Adapting While Learning: Grounding LLMs for Scientific Problems with Intelligent Tool Usage Adaptation
Bohan Lyu, Yadi Cao, Duncan Watson-Parris, Leon Bergen, Taylor Berg-Kirkpatrick, Rose Yu
2024-11-04

Summary
This paper discusses a new method for improving how Large Language Models (LLMs) solve scientific problems by adapting their use of tools based on the complexity of the task. It proposes a two-part training approach that helps LLMs decide when to use external tools and when to rely on their own reasoning.
What's the problem?
While LLMs can handle simple scientific problems well, they often struggle with more complex ones, sometimes producing incorrect answers or 'hallucinations.' When LLMs rely too much on tools for problem-solving, they can lose their ability to solve simpler problems independently, which is not how human experts typically work.
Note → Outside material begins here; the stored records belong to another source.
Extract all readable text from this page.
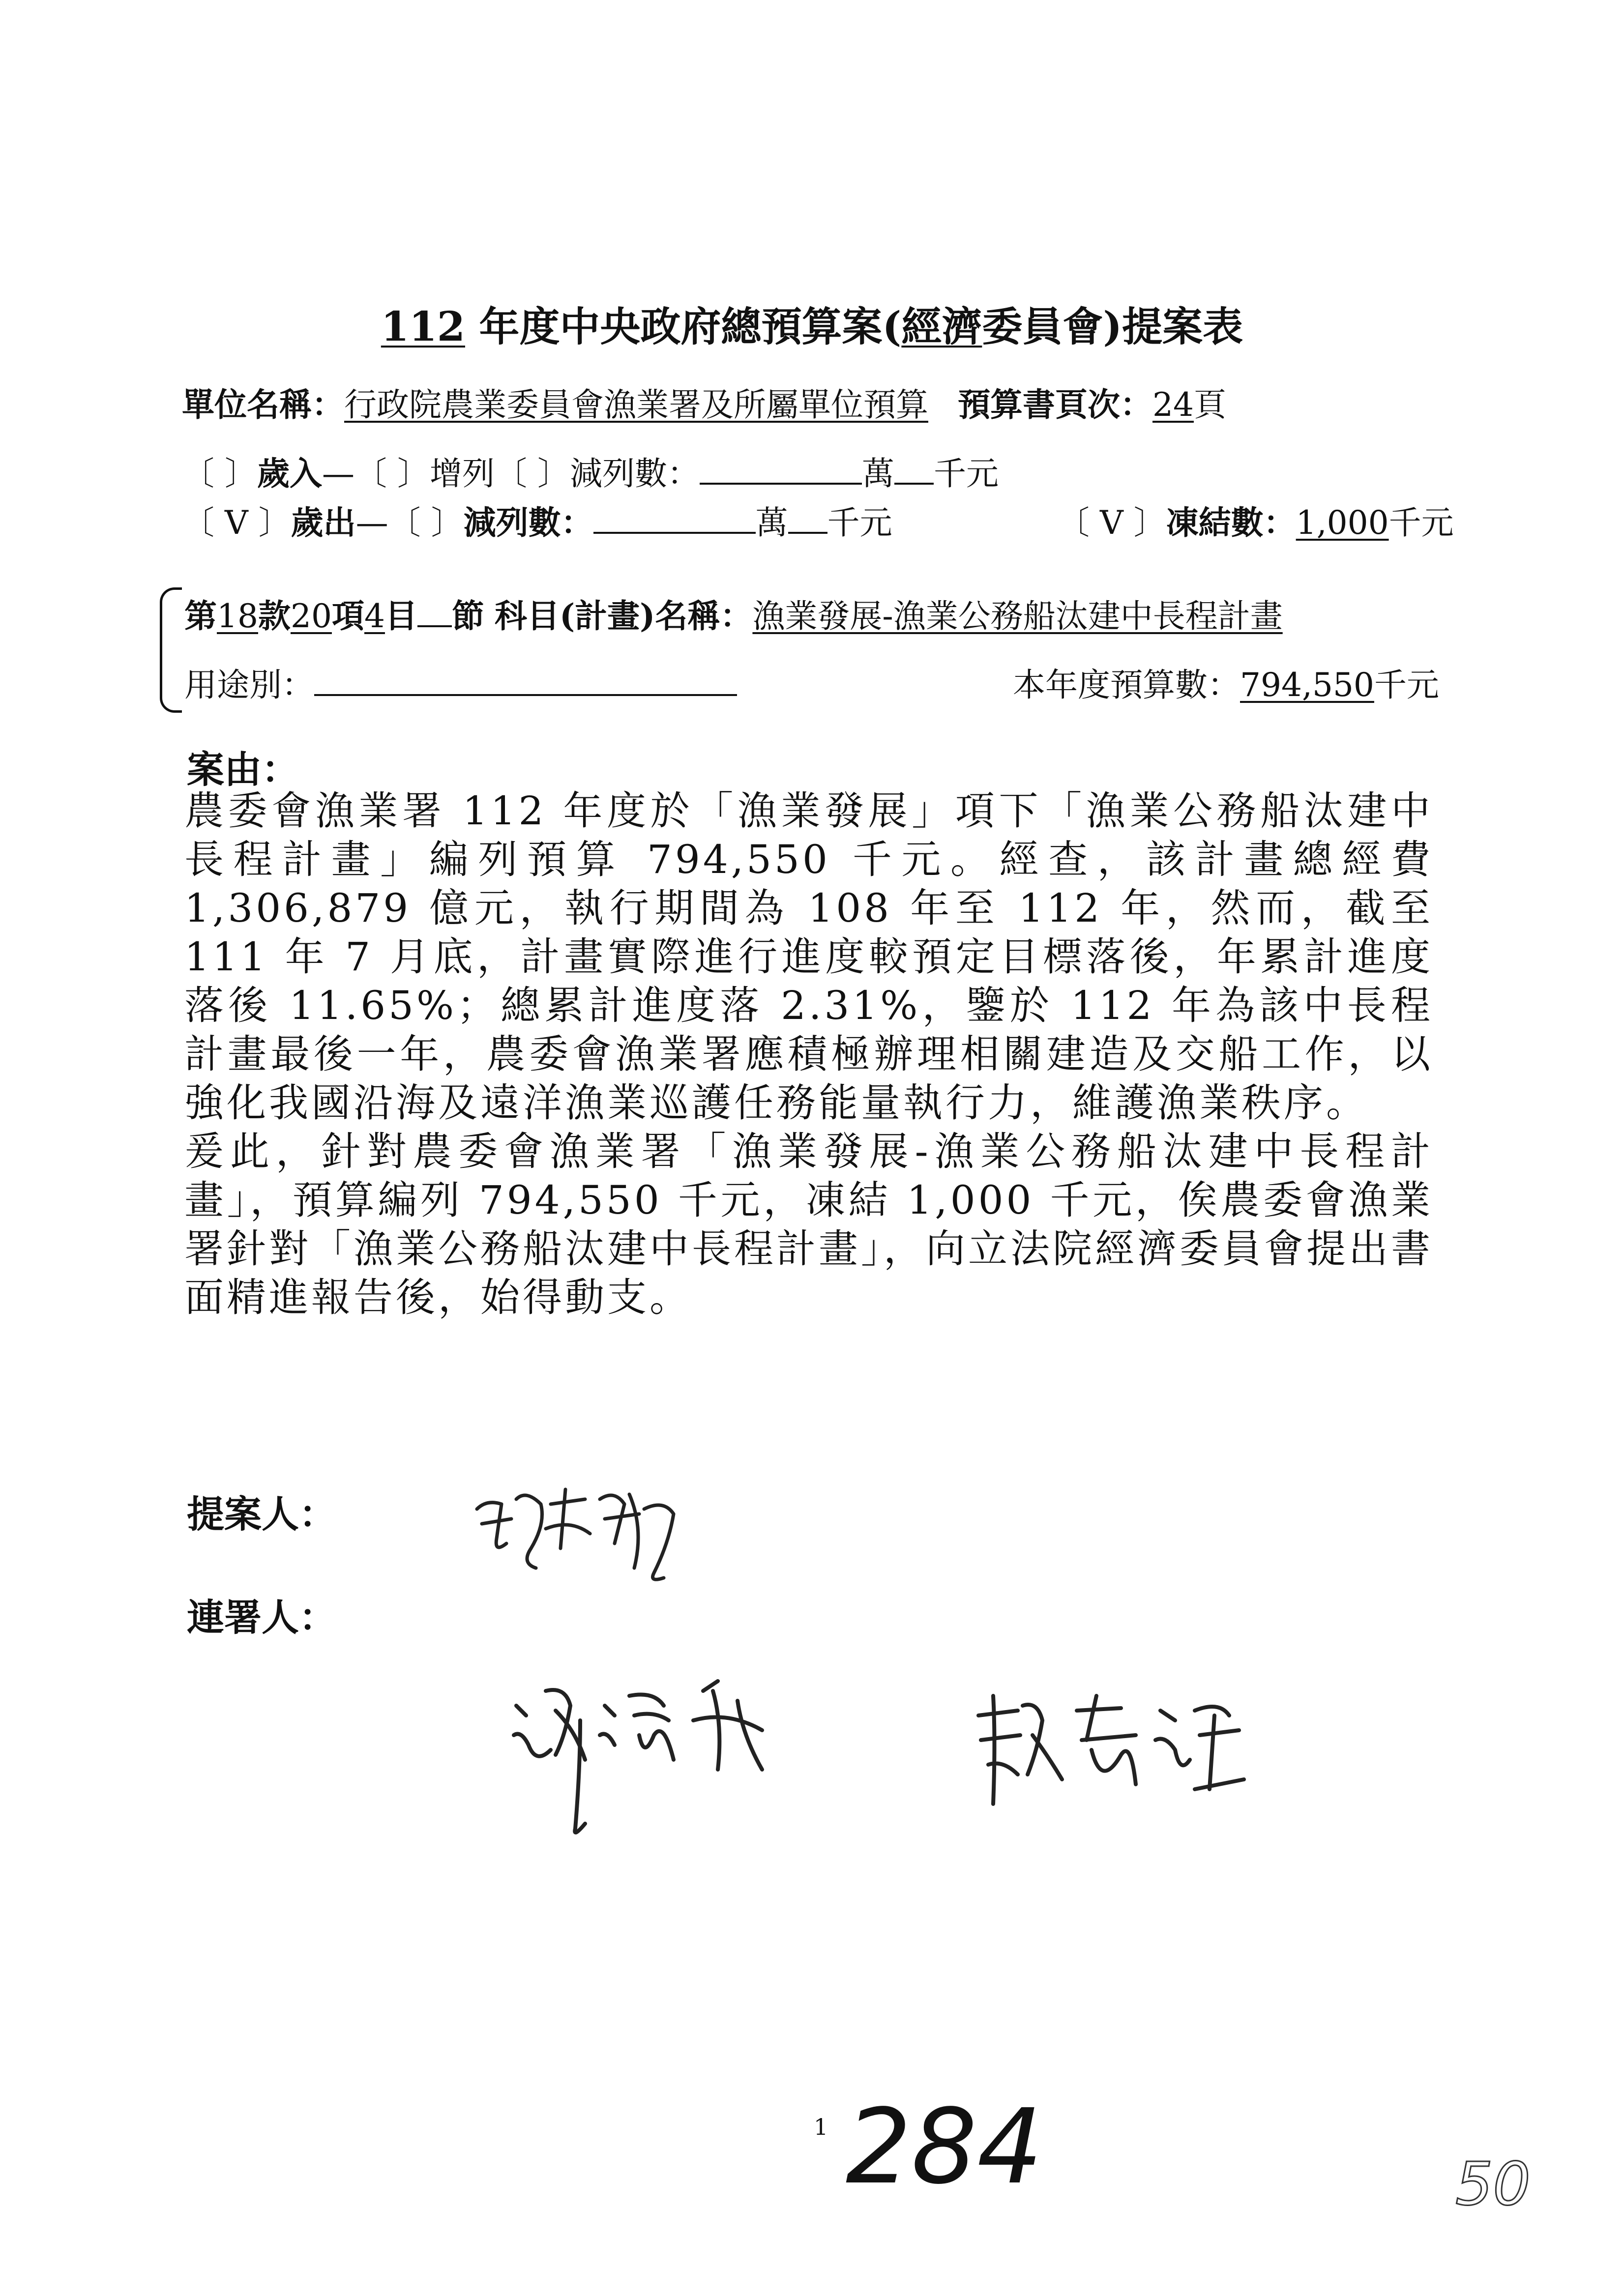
112 年度中央政府總預算案(經濟委員會)提案表
單位名稱：行政院農業委員會漁業署及所屬單位預算 預算書頁次：24頁
〔 〕歲入—〔 〕增列〔 〕減列數：	萬 千元
〔 V 〕歲出—〔 〕減列數：	萬 千元	〔 V 〕凍結數：1,000千元
第18款20項4目 節 科目(計畫)名稱：漁業發展-漁業公務船汰建中長程計畫
用途別：	本年度預算數：794,550千元
案由：

農委會漁業署 112 年度於「漁業發展」項下「漁業公務船汰建中長程計畫」編列預算 794,550 千元。經查，該計畫總經費 1,306,879 億元，執行期間為 108 年至 112 年，然而，截至 111 年 7 月底，計畫實際進行進度較預定目標落後，年累計進度落後 11.65%；總累計進度落 2.31%，鑒於 112 年為該中長程計畫最後一年，農委會漁業署應積極辦理相關建造及交船工作，以強化我國沿海及遠洋漁業巡護任務能量執行力，維護漁業秩序。

爰此，針對農委會漁業署「漁業發展-漁業公務船汰建中長程計畫」，預算編列 794,550 千元，凍結 1,000 千元，俟農委會漁業署針對「漁業公務船汰建中長程計畫」，向立法院經濟委員會提出書面精進報告後，始得動支。

提案人：
連署人：
1 284	50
Humans first assess how difficult a problem is before deciding whether to use a tool or solve it through reasoning.
What's the solution?
The authors propose a two-component fine-tuning method. The first part, called World Knowledge Distillation (WKD), allows LLMs to learn from accurate solutions generated using tools. The second part, Tool Usage Adaptation (TUA), helps the model categorize problems into easy or hard based on its ability to answer them correctly. For easier problems, the model continues to learn from WKD, while for harder problems, it learns when to switch to using tools. This method was tested on various scientific datasets and showed significant improvements in accuracy and tool usage.
Why it matters?
This research is important because it enhances the reliability and effectiveness of LLMs in solving scientific problems. By mimicking how human experts approach problem-solving, this method allows LLMs to become more versatile and accurate, making them better assistants in fields like mathematics, climate science, and epidemiology. The findings could lead to more robust AI systems that can tackle complex real-world challenges.
Abstract
Large Language Models (LLMs) demonstrate promising capabilities in solving simple scientific problems but often produce hallucinations for complex ones. While integrating LLMs with tools can increase reliability, this approach typically results in over-reliance on tools, diminishing the model's ability to solve simple problems through basic reasoning. In contrast, human experts first assess problem complexity using domain knowledge before choosing an appropriate solution approach. Inspired by this human problem-solving process, we propose a novel two-component fine-tuning method. In the first component World Knowledge Distillation (WKD), LLMs learn directly from solutions generated using tool's information to internalize domain knowledge. In the second component Tool Usage Adaptation (TUA), we partition problems into easy and hard categories based on the model's direct answering accuracy. While maintaining the same alignment target for easy problems as in WKD, we train the model to intelligently switch to tool usage for more challenging problems. We validate our method on six scientific benchmark datasets, spanning mathematics, climate science and epidemiology. On average, our models demonstrate a 28.18% improvement in answer accuracy and a 13.89% increase in tool usage precision across all datasets, surpassing state-of-the-art models including GPT-4o and Claude-3.5.